As we move into 2015, it seems likely that the buzz around mindfulness is set to continue. In her ‘Cyberwork’ column, Kate Anthony explores the current trend in reaching for the off switch, born out of a need to protect our frazzled brains from the impact of being constantly connected. Citing the recent appointment of Google’s Head of Mindfulness, Chade Meng Tan, Kate recommends that employees and organisations would be wise to take advantage of the current trend towards creating more emotionally healthy workplaces.
In ‘Working mindfully’, William Van Gordon, Edo Shonin, Katie Skelton and Mark Griffiths highlight some of their own research and explore to what extent mindfulness-based interventions impact on workplace wellbeing and work effectiveness. It seems that one of the challenges that lies ahead is the need to train more mindfulness trainers and to demonstrate and educate organisations about the potential benefits that mindfulness could bring to their workforce.
Living and working in a digital world has many consequences for our clients but also makes particular demands on us as therapists. With such rapid advances in technology, data protection is an essential part of our continued professional development, and ignorance is no excuse. Thank you to Andrew Kinder and Eugene Farrell, who provide a valuable update on how the data protection legislation is changing and address what organisations and in-house and affiliate counsellors need to understand to comply with the law.
‘Ploughing on’ is a phrase I often hear used to describe the daily grind of work and life’s incessant demands, but there’s one industry that does this quite literally: our farmers. Prince Charles commented recently that the average Briton is now four generations removed from working on the land.1 Farmers are stoic, work well into their eighties and have their home and work lives inextricably linked, explains Charles Smith, the Chief Executive of the Farming Community Network (FCN).
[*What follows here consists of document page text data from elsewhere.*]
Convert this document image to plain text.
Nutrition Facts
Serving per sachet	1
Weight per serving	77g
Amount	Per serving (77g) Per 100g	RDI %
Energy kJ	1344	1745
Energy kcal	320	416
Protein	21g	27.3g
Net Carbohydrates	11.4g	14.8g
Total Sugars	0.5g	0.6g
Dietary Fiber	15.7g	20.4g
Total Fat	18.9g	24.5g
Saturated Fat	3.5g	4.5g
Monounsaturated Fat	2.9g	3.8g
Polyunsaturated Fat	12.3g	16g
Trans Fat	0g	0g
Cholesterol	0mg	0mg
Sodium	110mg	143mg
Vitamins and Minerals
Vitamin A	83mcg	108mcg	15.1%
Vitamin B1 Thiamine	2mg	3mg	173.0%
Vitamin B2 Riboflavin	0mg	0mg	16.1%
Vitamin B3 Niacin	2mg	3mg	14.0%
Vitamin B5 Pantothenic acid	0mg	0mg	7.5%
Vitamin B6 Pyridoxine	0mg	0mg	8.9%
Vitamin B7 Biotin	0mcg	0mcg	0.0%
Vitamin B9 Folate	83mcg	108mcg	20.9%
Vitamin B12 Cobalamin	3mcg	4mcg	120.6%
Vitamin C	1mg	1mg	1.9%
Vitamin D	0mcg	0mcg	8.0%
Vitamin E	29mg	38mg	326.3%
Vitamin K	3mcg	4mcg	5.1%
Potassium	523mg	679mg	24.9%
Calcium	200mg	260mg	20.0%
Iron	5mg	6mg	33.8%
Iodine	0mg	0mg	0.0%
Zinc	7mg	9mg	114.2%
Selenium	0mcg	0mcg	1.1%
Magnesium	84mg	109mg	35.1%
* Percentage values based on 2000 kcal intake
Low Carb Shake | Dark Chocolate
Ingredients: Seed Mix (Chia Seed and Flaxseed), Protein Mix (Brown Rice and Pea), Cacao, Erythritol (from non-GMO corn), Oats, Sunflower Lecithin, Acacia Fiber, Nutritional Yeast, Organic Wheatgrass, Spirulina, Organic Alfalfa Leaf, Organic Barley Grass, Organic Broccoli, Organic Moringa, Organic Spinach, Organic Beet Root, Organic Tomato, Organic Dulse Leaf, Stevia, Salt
Charles, our interviewee for ‘Inside the organisation’, talked to me about the vital work of the FCN volunteers who support farmers with some of the practical and emotional demands of farming in the twenty-first century. ‘We have become the voice of the forgotten minority in farming’, he explains.
Concluding her series ‘The new counsellor’, Hilary Green tackles some of the thorny issues facing our profession. A perennial problem often aired among counsellors is both the number of newly qualified counsellors and training providers and the need to cap the amount of voluntary work that counsellors undertake. Arguing that the counsellor’s sense of vocation is often exploited, Hilary observes: ‘I would be less than delighted to turn up at hospital only to find the surgeon was unpaid and doing it for the love of it. We love what we do, but we aren’t hobbyists, or amateurs. We are professionals, punctual, trained, accountable, and ready to work for a living.’ I shall miss Hilary’s insightful contributions to Counselling at Work.
Thank you to all the contributors to this winter issue. I hope you enjoy it. As always, if you’ve read an article in Counselling at Work that you’ve enjoyed or would like to comment on, please do drop me an email. Your feedback or thoughts on potential ideas for articles are always welcome.
Nicola Banning
Editor
Email: Counsellingatwork@bacp.co.uk
References
1 Prince Charles: Farming is a mystery to many Britons. www.bbc.co.uk/news/uk-30014341. [Online.] (accessed 11 December 2014).